Lewis Roberts, Jet Propulsion Laboratory, California Institute of Technology; Gary Block, Jet Propulsion Laboratory, California Institute of Technology; Santos Fregoso, Jet Propulsion Laboratory, California Institute of Technology; Harrison Herzog, Jet Propulsion Laboratory, California Institute of Technology; Seth Meeker, Jet Propulsion Laboratory, California Institute of Technology; Jennifer Roberts, Jet Propulsion Laboratory, California Institute of Technology; Jonathan Tesch, Jet Propulsion Laboratory, California Institute of Technology; Tuan Truong, Jet Propulsion Laboratory, California Institute of Technology; Joshua Rodriguez, Jet Propulsion Laboratory, California Institute of Technology; Andrew Bechter, University of Notre Dame
Keywords: Adaptive optics, laser communication
Abstract:
The Laser Communication Relay Demonstration is NASA’s multi-year demonstration of laser communication to a geosynchronous satellite. The mission currently has two optical ground stations (OGS), with one in California (OGS1) and one in Hawaii (OGS2). This summer we deployed the optical system for OGS1 to the 1-meter OCTL telescope in Wrightwood CA. The optical system consists of an high order adaptive optics system, the transmit system and a camera for target acquisition. The adaptive optics system is responsible for compensating the downlink beam for atmospheric turbulence and coupling it into the modem’s single mode fiber. It is required to operate at 20 degrees above the horizon and produce Strehl ratios of greater than 70% in both daytime and nighttime. To meet this requirement, the adaptive optics system uses two deformable mirrors with one mirror correcting for low spatial frequencies aberrations with large amplitude and a second deformable mirror correcting for high spatial frequencies aberrations with small amplitude. The system uses a Shack-Hartmann wavefront sensor.
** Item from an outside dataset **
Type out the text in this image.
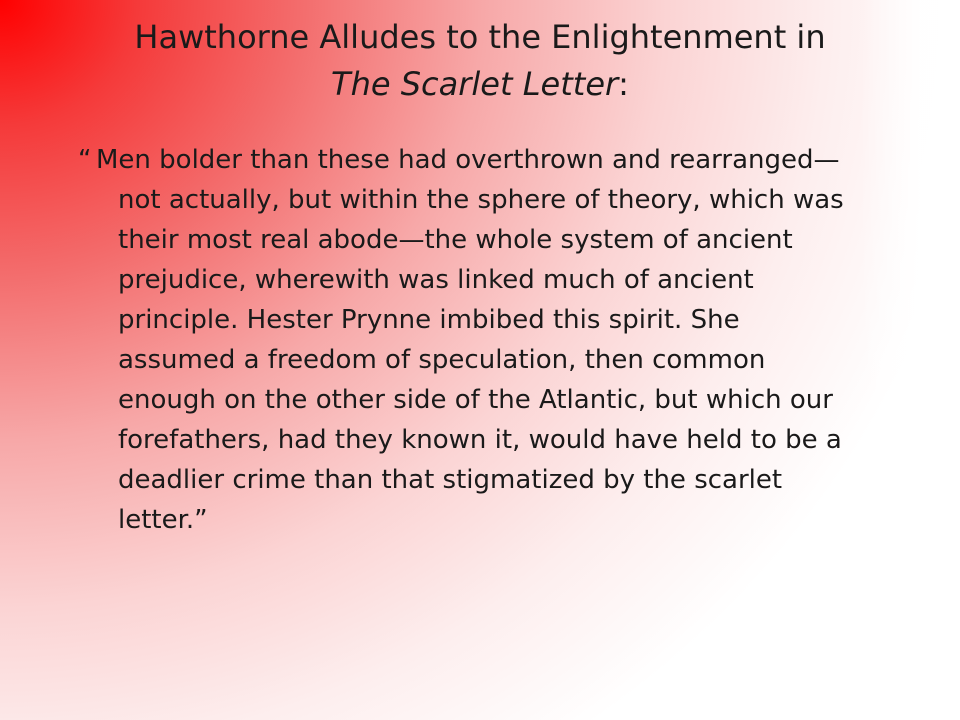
Hawthorne Alludes to the Enlightenment in
The Scarlet Letter:
“ Men bolder than these had overthrown and rearranged—not actually, but within the sphere of theory, which was their most real abode—the whole system of ancient prejudice, wherewith was linked much of ancient principle. Hester Prynne imbibed this spirit. She assumed a freedom of speculation, then common enough on the other side of the Atlantic, but which our forefathers, had they known it, would have held to be a deadlier crime than that stigmatized by the scarlet letter.”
The transmit system relays four beacon beams and one communication laser to the telescope for propagation to the space terminal. Both the uplink and downlink beams are centered at 1.55 microns. We present an overview of the design of the system, predicted performance predictions and current laboratory performance
Date of Conference: September 11-14, 2018
Track: Adaptive Optics & Imaging